Mmm, Tasty: Giant Snails

This village woman from Zaire (now the Democratic Republic of the Congo) shows off the preparation of an escargot dish, a la Julia Child. She is chopping the snails with a machete, in a wooden platter. From Grains of Golden Sand:

"The Congolese people are a diverse group of many tribes, clans, and families. Each district has distinctive art, legends, dance, dialect, housing construction techniques, hunting traditions, fishing styles, and eating patterns. What people traditionally eat and cannot eat is a part of their culture. Forest game animals have individual significance: some foods are permitted; some are rejected; others are favored; several are magical; and a few are only for men.

"I once spent a few days in a remote village just north of the Zaire River, 50 miles west of Lisala. It was March, which happened to be snail season. All other activities were put on hold while villagers frantically harvested the giant forest snail.
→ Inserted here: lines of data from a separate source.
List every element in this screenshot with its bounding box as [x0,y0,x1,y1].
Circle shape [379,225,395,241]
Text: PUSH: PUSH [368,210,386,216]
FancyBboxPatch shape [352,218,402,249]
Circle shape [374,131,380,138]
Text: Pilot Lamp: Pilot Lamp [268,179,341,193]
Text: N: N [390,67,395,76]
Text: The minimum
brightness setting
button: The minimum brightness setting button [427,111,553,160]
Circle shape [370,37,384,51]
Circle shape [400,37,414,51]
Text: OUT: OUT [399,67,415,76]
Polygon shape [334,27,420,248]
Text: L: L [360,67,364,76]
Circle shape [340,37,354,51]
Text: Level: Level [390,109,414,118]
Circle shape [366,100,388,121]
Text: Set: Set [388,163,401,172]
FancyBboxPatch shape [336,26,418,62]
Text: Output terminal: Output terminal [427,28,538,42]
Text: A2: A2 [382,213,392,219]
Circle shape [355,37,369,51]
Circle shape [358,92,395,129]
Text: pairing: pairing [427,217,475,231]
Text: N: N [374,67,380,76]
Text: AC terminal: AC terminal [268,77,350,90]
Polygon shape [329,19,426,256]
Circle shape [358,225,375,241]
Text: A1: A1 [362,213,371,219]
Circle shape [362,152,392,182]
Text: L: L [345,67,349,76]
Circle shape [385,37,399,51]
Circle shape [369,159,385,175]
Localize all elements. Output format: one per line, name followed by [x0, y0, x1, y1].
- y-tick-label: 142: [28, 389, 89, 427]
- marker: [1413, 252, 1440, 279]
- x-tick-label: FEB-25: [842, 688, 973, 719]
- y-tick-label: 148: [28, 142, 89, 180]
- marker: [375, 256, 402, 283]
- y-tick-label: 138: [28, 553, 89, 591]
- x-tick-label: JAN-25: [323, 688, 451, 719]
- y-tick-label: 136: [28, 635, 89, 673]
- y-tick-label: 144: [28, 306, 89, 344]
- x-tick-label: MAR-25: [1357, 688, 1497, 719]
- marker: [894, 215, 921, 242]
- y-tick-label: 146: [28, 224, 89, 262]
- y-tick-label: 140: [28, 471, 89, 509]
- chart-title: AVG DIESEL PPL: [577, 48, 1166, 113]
The people had laboriously hauled water into the now seasonally dry wetlands and made a kind of mud bait, which was spread about to attract the snails. Men, women, and children collected the six inch long gastropods and hauled them by the thousands back to the village. Live snails were packed and sold to passing river traffic for resale in the capital, and many were consumed on the spot. I was treated to a meal of forest escargot---cleaned with citrus juice, minced fine, and fried in palm oil with onion, hot red peppers and lots of garlic. Finger-lickin’ good!"